Крепкое слово так нужно бойцам в эти последние, роковые мгновенья! Они спокойны… Они слышат, они видят, что Чапаев с ними. И верят, что не будет беды…
Как только лава домчалась на выстрел — ударил залп, за ним другой… кинулась нервная пулеметная дрожь…
Тра-та-та… Тра-та-та… Тра-та-та… — играли бессменно пулеметы.
Ах…ххх! Ах…ххх! Ах…ххх! — вторили четкие, резкие, дружные залпы…
Лава сбилась, перепуталась, замерла на мгновение.
Ахх!.. Ахх!.. — срывались сухие залпы… Еще миг — и лава не движется… Еще миг — и кони мордами повернули вспять. Казаки мчатся обратно, а им вдогонку:
Тра-та-та… Аххх!.. Аххх! Тра-та-та… Ахх! Аххх!
Сбита атака. Уж бойцы от земли подымают белые головы. У иных на лицах, неостывших и тревожных, чуть играет пуганая улыбка… Цепи идут под самой станицей… Чаще, чаще, чаще перебежки… Пулеметный казацкий огонь визгом шархает по цепи. И лишь она вскочит, цепь, — бьют казацкие залпы, их покрывает мелкая волнующая рябь пулеметной суеты… Уж бойцы забежали за первые мельницы, кучками спрятались, где за буграми, где у забора — все глубже, глубже, глубже — в станицу…
И вдруг взорвалось нежданное:
— Товарищи! Ура… ура… ура!!!
Цепь передернулась, вздрогнула, винтовки схвачены наперевес, — это порывистой легкой скачью неслись в последнюю атаку…

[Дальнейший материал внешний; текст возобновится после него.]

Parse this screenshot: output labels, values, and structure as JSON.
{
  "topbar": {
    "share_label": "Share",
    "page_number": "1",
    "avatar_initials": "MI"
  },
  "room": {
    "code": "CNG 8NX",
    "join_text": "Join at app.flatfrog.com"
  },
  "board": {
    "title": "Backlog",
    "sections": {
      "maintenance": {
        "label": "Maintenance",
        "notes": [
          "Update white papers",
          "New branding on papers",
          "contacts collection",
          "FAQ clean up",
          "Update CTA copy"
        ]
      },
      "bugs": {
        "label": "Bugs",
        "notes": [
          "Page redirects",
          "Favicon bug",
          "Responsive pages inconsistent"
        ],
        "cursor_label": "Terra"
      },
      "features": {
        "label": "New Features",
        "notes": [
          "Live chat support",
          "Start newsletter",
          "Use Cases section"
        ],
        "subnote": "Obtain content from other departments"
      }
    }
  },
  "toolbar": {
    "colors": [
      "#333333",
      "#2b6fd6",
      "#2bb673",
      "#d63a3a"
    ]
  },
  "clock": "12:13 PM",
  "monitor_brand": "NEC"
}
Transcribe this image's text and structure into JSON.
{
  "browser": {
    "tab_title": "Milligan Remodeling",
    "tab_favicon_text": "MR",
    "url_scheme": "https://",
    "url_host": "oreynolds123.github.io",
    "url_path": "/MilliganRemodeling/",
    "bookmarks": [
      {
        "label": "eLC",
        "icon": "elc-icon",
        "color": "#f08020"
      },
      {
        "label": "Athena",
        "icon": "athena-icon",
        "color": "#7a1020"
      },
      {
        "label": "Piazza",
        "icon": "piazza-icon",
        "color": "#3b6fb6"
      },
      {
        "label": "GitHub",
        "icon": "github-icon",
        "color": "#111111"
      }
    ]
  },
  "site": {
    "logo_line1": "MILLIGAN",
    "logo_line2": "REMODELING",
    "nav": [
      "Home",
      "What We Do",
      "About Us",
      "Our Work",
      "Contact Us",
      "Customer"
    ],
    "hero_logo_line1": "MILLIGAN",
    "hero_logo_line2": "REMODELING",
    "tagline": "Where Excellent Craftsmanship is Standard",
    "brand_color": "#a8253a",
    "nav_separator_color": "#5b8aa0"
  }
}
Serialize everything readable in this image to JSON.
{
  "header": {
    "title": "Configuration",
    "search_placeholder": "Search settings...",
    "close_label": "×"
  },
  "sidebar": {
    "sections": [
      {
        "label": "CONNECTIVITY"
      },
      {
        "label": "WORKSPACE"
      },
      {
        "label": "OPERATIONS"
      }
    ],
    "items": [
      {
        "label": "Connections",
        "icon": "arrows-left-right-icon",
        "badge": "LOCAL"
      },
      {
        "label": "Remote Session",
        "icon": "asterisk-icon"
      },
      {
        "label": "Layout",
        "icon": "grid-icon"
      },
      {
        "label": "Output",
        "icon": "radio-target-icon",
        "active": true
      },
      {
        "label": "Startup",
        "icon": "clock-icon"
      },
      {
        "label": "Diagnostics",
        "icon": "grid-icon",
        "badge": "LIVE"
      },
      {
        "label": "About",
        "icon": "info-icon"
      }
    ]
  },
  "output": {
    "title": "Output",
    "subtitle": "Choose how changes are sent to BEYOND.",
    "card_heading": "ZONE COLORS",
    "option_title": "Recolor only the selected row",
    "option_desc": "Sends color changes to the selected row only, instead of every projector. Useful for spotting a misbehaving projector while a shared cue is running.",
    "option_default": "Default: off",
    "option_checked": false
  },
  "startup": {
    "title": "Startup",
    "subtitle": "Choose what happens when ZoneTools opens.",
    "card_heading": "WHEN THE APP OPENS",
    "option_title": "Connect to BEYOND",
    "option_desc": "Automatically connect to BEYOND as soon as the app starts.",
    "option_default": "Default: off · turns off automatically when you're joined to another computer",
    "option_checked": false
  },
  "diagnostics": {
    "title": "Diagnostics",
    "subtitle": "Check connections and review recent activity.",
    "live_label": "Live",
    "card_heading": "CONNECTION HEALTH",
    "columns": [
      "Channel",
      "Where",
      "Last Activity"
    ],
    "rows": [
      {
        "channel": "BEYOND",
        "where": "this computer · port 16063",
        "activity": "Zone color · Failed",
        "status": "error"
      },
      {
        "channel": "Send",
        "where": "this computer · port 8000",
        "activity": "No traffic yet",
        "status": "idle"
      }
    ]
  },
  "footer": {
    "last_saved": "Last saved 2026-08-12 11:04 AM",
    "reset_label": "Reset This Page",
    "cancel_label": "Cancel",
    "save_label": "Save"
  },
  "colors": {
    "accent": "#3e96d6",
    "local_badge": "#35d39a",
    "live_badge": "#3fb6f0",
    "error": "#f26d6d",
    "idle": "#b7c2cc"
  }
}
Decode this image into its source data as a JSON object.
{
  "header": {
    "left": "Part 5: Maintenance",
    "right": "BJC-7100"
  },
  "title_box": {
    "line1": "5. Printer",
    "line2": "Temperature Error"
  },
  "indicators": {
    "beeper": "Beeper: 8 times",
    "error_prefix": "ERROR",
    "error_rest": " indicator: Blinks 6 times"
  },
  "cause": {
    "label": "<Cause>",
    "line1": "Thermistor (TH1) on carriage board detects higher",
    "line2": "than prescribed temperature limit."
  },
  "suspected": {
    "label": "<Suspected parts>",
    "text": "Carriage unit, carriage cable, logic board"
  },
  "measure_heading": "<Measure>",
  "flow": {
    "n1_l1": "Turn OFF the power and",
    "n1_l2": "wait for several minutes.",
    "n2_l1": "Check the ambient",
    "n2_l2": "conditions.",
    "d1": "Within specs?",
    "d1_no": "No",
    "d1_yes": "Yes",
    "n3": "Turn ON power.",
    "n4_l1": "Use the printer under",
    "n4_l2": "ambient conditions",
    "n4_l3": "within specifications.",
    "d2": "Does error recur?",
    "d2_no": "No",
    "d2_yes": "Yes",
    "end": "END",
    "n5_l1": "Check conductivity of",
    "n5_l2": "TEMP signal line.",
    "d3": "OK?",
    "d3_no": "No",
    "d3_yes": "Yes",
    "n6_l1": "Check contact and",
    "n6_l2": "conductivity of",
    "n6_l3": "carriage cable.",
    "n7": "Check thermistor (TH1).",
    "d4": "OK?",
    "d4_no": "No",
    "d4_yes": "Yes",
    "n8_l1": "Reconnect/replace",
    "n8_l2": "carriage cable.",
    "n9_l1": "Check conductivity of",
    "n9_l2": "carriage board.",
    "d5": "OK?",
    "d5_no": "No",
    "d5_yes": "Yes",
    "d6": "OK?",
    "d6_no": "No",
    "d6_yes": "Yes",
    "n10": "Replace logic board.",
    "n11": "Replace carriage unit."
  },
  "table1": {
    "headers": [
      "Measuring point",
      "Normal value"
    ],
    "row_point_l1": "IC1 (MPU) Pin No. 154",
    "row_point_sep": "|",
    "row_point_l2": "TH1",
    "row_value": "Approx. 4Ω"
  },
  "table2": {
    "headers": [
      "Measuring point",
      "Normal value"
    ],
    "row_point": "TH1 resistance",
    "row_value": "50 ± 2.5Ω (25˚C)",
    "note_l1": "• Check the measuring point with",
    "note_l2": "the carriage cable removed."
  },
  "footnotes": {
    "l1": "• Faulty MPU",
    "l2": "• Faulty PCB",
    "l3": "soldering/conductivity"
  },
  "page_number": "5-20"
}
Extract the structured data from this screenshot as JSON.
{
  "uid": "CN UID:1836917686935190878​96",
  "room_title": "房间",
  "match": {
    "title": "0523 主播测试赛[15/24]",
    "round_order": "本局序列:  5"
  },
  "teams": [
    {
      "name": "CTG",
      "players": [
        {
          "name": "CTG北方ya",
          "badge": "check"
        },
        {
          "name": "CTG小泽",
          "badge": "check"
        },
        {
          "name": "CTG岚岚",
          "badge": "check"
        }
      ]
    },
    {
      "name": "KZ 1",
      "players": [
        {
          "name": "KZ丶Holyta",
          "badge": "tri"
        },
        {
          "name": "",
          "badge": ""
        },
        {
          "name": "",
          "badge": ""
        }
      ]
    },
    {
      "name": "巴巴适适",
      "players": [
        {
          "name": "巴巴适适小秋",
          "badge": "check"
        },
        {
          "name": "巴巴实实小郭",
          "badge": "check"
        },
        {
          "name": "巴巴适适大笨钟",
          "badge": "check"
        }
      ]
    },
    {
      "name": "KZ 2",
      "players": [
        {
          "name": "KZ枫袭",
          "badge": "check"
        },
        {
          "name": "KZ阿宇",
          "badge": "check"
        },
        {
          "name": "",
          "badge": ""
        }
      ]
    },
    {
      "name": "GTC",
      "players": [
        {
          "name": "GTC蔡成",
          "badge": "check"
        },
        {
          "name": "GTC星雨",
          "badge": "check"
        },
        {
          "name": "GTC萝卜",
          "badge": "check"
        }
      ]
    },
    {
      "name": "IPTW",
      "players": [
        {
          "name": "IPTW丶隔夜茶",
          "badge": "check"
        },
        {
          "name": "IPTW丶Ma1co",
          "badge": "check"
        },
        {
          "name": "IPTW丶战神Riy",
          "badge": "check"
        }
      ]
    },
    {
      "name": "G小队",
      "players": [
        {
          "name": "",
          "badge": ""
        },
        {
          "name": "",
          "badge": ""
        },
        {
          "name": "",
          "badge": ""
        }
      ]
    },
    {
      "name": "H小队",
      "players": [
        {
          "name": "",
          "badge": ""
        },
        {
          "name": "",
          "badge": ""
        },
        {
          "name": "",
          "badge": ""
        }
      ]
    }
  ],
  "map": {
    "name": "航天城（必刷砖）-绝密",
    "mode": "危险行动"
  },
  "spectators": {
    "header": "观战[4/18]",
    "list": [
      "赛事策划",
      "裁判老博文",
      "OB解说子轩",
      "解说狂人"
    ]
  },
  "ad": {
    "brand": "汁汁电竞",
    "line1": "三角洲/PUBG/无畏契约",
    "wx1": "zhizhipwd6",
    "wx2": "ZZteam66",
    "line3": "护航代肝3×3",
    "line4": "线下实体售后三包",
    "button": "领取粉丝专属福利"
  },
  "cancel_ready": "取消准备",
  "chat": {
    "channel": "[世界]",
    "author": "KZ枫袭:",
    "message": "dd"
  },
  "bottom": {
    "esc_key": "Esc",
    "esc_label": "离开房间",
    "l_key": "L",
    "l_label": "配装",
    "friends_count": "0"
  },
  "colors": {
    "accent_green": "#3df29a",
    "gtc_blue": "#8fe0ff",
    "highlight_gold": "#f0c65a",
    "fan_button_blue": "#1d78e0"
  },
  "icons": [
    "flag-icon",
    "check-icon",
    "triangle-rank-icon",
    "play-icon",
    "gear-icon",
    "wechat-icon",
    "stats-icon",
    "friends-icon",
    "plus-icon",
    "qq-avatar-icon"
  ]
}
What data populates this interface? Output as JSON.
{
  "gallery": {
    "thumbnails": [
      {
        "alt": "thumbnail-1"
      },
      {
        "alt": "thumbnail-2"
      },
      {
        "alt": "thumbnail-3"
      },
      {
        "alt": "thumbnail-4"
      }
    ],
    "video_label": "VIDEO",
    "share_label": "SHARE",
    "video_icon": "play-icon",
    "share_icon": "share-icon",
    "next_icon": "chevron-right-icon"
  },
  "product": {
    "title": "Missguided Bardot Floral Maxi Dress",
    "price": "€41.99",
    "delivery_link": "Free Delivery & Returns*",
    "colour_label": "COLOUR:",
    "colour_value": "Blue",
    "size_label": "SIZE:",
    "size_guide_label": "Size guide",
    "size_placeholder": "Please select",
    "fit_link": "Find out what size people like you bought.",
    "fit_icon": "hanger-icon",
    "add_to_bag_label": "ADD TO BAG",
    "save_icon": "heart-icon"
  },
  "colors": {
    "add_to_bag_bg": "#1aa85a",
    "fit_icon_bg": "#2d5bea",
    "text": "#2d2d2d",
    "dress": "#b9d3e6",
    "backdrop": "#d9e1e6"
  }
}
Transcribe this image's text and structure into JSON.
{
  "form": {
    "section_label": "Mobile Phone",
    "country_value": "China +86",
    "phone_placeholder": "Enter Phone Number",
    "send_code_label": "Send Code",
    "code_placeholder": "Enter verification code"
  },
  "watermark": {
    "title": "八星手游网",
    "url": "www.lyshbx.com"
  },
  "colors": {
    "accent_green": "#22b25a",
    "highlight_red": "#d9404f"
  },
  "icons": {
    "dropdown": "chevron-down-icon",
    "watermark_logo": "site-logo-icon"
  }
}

Больше не слышно казацких пулеметов: изрублены на месте пулеметчики… По станице — шумные волны красноармейцев… Где-то далеко-далеко мелькают последние всадники…
Красная Армия вступала в станицу Сломихинскую…
Жалкий и смущенный выезжал Федор Клычков из своего позорного приюта. Ехал опять к цепям. Не знал, что там делается, но слышно ему было, как пальба все тише, тише, а теперь и вовсе встала.
«Верно, наши вошли в станицу, — подумал он. — А впрочем, может быть и иное: наши были окружены, побились-побились и сдались. Может быть, сейчас уж казаки справляют кровавое похмелье. А через десять минут прискачут сюда, за обозами. И вместе с обозом возьмут его, комиссара». О позор! Позорище-позор! Как ему стыдно было сознать, что в первом бою не хватило духу, что так вот по-кошачьи перетрусил, не оправдал перед собою своих же собственных надежд и ожиданий! А где же мужество, смелость, героизм, о которых так много думал, пока был далеко от цепей, от боя, от снарядов и пуль?